Topher Payne: Strangers with candy

One can maintain a shred of dignity when making a purchase using 16 quarters. Paying for that stick of Old Spice with 40 dimes is just humiliating.

Remember when stores had four or five people working the floor during business hours? Alas, those were the days. I try to be as patient as possible when I encounter this scenario, as Preppy is responsible for staffing retail with limited hours and I hear the daily horror stories.

I see the only apparent employee in the store assisting at the photo-retouching kiosk. As best I can tell, this guy has brought every family photo taken in the last 30 years. Seriously, he has a cardboard box filled with picture frames.

I find it intriguing that he didn’t even bother to take the pictures out of the frames before making the trip over. What sort of retouching emergency would have a person frantically ripping photos off the walls and dashing out the door?I’m more than happy to busy myself with his imagined backstory. Besides, I’m just here for my stick of Old Spice, and as long as nobody stands too close to me it’s not all that urgent.

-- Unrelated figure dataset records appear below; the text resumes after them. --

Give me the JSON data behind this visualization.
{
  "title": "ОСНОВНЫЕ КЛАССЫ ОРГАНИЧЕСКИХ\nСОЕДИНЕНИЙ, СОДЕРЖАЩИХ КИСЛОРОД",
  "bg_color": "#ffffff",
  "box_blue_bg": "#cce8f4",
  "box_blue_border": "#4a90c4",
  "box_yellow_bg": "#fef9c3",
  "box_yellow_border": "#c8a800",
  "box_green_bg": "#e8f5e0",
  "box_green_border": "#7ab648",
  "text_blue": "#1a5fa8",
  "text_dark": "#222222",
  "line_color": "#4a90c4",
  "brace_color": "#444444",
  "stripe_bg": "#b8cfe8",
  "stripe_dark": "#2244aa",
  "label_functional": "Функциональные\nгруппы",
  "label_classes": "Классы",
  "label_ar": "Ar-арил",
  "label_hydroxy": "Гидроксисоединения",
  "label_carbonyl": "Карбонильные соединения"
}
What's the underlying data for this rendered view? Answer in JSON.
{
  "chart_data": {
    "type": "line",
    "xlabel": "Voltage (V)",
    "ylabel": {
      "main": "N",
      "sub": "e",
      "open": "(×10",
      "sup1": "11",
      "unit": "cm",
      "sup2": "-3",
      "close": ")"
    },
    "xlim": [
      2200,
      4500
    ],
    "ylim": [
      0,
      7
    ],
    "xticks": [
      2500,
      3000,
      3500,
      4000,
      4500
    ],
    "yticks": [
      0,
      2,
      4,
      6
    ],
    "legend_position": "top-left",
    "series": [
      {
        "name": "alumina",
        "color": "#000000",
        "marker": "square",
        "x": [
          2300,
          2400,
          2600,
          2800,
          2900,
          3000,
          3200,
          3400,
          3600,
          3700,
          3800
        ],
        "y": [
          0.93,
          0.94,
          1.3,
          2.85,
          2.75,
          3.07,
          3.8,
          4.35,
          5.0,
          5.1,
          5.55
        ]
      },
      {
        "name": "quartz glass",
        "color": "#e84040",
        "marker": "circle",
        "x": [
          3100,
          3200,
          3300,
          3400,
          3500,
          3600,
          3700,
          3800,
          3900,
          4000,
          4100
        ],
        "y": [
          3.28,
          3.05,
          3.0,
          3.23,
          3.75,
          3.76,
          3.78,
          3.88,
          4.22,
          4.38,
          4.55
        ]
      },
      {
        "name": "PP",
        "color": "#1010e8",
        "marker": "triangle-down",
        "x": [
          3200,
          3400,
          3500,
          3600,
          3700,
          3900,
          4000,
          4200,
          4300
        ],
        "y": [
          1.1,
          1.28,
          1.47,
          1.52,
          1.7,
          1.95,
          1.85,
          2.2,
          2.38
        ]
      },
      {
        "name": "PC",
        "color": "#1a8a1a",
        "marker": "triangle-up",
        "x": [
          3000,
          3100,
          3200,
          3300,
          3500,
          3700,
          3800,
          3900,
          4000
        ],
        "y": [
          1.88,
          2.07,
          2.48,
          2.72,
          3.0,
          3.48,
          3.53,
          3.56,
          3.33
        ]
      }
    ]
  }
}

The elderly woman behind me with a cart full of discounted candy, however, apparently has places to be. Important places where a shitload of Gummi Bears and Circus Peanuts will be required.

“I need help!” she screams to no one in particular. I’m not certain if she’s referring to the current circumstances, or just bemoaning her life. Both seem valid. Between her leopard-print blouse, bright orange scarf, she could certainly benefit from the help of a stylist. The lone employee assures her she’ll be with us momentarily.

“Ohhhhh, come on!” says Candy Lady, shuffling her feet like she has to pee, which could be the source of her anxiety.

“I think they’re short-staffed,” I say.

“Oh, you think so?” she says with an arched eyebrow. “This is foolishness. She needs to get over here and do her job.”

“She IS doing her job. It’s not her fault.”

Candy Lady responds with a disgruntled snort ― the exact sound my dog makes when she cleans her bikini area for upwards of 20 minutes. The beleaguered CVS cashier has heard this exchange, and gives me a weak smile. When she makes her way to the register, apologizing for the delay, I feel a bony finger poking my shoulder.

“Can I go in front of you?” says Candy Lady.

I look at my one item, and her cart full of sweets. Before I can respond, the cashier speaks up.

“You can wait your turn, ma’am. Please be patient.”

“Foolishness! This. Is. Foolishness!” Candy Lady is on the verge of a breakdown. Maybe she’s grumpy because she has low blood sugar. Maybe she needs to eat candy every 20 minutes to survive. Or maybe she’s just awful.

I give a nod of solidarity to the cashier. And, with barely contained glee, pull the sock from my pocket.

“I hope it’s alright if I pay in nickels and pennies.”

The cashier flashes a beautifully wicked smirk. Candy Lady moans in agony. I turn to her.

“Quiet please. If I get distracted I’ll have to start all over again.”